The panel condemned this, saying in its report that “it also appears that foreign individuals and enterprises, including those not invested or registered in China, are accorded treatment less favorable than that accorded to enterprises in China with respect to the right to trade.”

China in particular has been an enthusiastic supporter of the W.T.O. since its admittance in 2001, because the group’s free-trade rules have made it hard for other countries to impose antidumping and antisubsidy limits on Chinese exports. But the Chinese government has not removed heavy taxes on imported auto parts that were condemned by another W.T.O. panel in July 2008.

Economic planners in Beijing have ordered government agencies not to buy imported goods for the country’s nearly $600 billion stimulus program except when no domestically produced goods are available. The government has set high domestic content requirements for the wind and solar power industries, and has rejected bids even by multinationals that erected factories in China to supply the local market.

The panel stopped short of endorsing an American requests for a ruling on whether Chinese censorship had unfairly restricted imports. The panel said that this question was outside its purview; for the same reason, the panel also declined to rule on whether China’s approval processes were too onerous for would-be distributors of imported entertainment.

Another example of a trade issue is noted that is recurring as well:

As the International Trade Commission considers comments on its recommendation to impose tariffs on Chinese tire imports, President Obama stands at a crossroads in the fight to rebuild the American economy.

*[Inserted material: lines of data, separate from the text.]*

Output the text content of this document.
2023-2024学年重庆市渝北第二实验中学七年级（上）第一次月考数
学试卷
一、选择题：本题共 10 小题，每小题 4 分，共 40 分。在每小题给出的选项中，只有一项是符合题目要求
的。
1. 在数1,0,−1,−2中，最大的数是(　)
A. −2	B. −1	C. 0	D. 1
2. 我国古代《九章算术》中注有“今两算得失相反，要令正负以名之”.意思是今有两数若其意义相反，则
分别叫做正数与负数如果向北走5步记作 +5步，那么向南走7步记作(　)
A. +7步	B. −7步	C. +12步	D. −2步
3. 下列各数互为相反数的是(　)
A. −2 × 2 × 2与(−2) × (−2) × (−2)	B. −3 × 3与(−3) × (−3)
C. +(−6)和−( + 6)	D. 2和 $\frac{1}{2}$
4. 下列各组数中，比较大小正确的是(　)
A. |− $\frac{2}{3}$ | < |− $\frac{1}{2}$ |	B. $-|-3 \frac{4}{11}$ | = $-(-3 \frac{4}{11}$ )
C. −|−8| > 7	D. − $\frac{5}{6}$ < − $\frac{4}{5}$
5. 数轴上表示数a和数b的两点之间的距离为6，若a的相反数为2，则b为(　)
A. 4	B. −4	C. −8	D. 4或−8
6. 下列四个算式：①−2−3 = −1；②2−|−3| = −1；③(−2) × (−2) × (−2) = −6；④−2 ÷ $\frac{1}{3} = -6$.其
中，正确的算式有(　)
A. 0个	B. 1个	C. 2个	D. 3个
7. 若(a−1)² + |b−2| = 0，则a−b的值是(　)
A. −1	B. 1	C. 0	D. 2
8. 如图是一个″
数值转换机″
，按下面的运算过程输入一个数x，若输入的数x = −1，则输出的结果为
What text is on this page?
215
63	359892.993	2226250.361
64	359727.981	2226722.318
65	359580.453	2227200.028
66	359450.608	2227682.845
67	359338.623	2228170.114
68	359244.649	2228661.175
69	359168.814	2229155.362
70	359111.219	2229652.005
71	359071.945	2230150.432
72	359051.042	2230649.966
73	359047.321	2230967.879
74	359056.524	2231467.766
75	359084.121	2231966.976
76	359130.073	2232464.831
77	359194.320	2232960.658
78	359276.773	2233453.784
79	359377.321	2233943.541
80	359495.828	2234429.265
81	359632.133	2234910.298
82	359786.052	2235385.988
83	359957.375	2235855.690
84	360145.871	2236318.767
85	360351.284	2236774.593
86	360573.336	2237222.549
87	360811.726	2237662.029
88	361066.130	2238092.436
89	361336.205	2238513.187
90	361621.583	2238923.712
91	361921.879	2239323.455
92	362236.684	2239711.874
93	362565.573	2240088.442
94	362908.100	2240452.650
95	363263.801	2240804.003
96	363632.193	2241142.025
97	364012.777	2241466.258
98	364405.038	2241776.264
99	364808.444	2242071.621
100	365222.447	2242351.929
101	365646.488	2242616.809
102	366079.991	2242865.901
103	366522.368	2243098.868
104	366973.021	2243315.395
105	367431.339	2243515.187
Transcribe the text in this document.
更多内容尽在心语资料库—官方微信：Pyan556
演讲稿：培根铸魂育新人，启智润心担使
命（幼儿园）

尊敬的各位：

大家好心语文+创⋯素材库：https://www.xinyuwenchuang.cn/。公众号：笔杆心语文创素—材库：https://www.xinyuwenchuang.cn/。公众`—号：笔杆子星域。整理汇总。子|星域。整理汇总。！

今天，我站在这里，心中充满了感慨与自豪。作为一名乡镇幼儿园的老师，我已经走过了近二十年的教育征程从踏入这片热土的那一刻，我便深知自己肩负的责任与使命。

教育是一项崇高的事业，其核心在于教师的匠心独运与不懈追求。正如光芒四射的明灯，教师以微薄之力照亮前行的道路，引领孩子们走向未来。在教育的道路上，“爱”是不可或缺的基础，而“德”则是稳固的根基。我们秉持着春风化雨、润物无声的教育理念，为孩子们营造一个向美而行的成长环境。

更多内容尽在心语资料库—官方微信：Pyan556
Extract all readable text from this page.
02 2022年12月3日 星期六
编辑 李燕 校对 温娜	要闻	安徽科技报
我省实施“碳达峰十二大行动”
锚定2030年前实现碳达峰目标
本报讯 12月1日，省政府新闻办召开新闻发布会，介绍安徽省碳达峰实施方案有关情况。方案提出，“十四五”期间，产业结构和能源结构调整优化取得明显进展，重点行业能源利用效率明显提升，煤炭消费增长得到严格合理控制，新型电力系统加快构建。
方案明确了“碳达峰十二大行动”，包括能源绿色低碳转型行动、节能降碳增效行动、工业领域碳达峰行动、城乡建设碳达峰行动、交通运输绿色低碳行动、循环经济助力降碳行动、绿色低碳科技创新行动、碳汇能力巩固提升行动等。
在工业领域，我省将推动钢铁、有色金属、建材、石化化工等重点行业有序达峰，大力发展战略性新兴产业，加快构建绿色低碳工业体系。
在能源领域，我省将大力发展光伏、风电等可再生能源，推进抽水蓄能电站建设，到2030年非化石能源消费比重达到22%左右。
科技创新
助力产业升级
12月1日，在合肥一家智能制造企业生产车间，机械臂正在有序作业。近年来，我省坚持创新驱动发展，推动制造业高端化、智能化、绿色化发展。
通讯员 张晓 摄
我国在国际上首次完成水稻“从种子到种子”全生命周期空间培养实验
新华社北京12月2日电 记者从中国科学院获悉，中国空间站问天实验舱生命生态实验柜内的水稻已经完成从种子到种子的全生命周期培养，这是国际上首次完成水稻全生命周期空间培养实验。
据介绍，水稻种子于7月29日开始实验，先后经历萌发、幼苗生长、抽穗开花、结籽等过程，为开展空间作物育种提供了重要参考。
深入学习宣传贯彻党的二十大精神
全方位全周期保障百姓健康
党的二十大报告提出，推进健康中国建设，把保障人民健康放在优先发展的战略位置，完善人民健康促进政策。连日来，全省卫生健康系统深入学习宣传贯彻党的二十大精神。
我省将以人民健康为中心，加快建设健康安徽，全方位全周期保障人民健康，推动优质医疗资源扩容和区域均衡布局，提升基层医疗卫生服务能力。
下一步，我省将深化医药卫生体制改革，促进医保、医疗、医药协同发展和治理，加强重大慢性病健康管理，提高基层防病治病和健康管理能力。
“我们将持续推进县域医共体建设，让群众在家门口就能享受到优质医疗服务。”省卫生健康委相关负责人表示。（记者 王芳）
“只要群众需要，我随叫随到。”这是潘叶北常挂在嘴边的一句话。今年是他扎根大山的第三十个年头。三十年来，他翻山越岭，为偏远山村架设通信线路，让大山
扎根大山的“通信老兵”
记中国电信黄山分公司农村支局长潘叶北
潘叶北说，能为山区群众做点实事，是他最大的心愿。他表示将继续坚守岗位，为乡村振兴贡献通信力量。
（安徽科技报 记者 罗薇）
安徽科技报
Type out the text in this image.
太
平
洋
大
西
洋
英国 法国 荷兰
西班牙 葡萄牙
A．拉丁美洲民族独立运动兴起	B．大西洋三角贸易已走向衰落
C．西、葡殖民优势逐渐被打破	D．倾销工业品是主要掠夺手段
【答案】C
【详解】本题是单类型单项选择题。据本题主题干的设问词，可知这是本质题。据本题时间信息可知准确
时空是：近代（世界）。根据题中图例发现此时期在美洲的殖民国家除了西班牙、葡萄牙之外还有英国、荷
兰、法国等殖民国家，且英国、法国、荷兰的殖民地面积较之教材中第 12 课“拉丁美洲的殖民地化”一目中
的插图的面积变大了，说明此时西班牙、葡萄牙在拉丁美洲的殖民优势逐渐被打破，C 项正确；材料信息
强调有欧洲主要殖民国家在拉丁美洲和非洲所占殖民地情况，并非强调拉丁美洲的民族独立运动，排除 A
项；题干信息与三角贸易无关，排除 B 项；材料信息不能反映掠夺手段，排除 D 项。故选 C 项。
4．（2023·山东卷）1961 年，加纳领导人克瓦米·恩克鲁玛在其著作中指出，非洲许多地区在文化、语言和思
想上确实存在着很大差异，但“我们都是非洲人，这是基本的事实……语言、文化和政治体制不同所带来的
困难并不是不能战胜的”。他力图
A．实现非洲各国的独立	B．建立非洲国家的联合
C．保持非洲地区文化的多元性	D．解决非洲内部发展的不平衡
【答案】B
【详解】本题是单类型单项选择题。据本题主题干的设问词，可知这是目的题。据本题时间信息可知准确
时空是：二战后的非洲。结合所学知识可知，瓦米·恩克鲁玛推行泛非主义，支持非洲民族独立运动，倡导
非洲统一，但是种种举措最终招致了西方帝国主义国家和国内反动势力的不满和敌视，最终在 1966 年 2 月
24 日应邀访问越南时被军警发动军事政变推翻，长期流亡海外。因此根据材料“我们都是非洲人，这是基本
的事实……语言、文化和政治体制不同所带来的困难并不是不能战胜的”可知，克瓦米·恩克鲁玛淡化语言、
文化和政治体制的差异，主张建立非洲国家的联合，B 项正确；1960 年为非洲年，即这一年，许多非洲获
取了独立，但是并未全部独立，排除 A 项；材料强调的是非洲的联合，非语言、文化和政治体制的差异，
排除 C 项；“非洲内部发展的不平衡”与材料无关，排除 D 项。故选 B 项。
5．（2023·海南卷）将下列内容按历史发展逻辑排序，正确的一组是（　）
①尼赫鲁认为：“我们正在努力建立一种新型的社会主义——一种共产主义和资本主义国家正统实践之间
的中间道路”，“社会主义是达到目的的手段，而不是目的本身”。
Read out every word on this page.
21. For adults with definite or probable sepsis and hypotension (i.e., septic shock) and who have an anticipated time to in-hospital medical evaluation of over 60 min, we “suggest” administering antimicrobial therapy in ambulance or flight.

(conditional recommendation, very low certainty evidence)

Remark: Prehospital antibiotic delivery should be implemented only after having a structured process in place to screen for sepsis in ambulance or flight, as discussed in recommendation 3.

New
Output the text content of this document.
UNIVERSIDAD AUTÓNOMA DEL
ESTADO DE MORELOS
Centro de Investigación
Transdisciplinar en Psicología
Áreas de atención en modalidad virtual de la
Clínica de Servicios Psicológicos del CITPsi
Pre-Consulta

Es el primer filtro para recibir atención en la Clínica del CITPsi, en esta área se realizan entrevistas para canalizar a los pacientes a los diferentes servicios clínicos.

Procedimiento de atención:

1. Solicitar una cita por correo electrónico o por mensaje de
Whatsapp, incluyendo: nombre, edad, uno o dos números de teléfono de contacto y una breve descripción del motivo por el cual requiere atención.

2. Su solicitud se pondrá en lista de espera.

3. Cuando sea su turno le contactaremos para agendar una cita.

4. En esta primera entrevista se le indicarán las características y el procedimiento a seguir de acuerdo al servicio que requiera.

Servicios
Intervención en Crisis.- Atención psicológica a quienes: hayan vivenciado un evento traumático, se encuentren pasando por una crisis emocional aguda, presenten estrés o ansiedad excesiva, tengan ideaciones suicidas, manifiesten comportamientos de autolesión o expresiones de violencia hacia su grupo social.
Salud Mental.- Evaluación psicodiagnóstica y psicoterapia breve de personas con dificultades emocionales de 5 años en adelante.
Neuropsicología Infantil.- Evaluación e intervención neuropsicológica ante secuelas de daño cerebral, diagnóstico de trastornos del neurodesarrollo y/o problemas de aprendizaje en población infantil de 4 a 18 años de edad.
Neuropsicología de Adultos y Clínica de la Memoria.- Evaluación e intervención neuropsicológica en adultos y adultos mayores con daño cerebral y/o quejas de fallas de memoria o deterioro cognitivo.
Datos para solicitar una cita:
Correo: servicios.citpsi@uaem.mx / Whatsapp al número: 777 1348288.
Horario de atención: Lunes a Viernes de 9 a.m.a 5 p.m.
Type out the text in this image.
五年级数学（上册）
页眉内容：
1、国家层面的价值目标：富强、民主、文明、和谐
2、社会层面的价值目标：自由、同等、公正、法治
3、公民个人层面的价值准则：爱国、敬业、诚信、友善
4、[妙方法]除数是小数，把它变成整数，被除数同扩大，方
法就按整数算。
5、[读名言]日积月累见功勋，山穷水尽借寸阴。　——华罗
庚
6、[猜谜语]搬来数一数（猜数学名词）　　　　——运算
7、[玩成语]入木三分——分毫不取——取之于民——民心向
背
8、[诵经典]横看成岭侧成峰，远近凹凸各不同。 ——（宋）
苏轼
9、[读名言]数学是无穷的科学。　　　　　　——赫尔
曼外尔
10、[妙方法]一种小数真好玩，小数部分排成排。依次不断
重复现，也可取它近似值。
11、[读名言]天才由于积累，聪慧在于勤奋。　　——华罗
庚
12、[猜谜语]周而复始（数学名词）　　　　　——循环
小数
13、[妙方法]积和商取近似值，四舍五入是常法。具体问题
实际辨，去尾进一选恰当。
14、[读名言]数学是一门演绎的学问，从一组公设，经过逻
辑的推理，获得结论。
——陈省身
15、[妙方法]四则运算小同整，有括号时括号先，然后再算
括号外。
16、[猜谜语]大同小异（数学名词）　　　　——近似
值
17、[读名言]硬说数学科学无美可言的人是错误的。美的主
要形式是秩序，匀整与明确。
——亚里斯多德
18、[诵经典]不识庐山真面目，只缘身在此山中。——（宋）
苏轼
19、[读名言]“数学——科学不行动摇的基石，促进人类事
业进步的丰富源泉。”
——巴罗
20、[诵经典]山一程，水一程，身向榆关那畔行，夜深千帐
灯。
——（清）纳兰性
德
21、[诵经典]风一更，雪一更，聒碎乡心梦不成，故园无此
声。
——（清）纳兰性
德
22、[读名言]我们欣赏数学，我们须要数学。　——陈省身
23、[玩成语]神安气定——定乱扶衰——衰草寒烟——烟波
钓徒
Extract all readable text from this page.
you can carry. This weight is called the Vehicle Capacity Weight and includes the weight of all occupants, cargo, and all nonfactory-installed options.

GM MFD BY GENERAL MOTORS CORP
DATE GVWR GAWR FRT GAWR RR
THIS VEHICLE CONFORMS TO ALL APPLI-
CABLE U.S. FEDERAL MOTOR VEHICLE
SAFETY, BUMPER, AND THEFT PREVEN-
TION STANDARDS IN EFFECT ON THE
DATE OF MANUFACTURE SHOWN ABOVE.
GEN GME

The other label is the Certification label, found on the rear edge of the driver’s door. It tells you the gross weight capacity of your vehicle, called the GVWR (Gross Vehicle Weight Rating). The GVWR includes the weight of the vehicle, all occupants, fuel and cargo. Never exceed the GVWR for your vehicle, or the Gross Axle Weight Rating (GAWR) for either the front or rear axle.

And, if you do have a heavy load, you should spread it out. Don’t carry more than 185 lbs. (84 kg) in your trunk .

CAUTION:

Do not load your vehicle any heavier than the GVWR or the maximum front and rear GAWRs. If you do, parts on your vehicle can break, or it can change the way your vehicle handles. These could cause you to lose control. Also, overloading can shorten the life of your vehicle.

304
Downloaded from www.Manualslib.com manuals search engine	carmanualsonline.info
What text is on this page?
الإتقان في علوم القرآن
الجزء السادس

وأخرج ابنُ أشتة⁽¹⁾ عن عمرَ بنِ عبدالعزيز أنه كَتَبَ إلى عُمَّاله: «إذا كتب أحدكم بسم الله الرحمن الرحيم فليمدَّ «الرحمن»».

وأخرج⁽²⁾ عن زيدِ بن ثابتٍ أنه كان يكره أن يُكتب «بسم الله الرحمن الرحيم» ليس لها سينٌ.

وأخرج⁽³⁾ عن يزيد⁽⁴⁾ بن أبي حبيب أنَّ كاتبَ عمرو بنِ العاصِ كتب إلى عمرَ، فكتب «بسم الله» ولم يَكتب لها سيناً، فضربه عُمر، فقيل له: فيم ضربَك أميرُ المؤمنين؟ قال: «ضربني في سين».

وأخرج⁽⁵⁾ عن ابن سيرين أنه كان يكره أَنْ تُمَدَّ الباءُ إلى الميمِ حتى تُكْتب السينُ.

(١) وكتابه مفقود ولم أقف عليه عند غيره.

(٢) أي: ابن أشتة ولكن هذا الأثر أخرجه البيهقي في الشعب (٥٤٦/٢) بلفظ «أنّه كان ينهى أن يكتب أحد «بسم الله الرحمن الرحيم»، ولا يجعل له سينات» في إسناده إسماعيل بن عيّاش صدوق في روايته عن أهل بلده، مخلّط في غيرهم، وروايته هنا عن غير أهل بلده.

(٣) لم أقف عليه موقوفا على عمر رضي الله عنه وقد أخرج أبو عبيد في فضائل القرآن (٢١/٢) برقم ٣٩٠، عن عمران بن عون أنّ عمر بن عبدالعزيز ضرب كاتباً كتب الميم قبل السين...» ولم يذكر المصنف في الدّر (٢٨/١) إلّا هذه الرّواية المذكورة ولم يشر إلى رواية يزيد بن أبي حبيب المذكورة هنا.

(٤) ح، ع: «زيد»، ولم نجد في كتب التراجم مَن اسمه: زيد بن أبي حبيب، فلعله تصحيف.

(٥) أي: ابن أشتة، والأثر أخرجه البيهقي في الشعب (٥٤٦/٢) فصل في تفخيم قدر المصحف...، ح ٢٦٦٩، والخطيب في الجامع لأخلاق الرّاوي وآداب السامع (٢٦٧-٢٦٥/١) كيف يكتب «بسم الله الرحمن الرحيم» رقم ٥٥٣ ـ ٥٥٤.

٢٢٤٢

President Obama has made a commitment in the past to uphold previously signed trade agreements. China, however, is violating these agreements by flooding the market with a massive 300 percent increase in tire imports in an attempt to wipe out American tire manufacturers. In 2004, China sent 14 million tires to the U.S. valued at $453 million. By last year, that had increased to 46 million tires valued at $1.7 billion.

This affects Canada as well, since many tires are made up north. Is the climate different enough from ‘no tariffs’ days to make for a different response? How does a trade policy respond to deal with these issues as we make adjustments in people’s livelihoods? What are the rules of this market situation?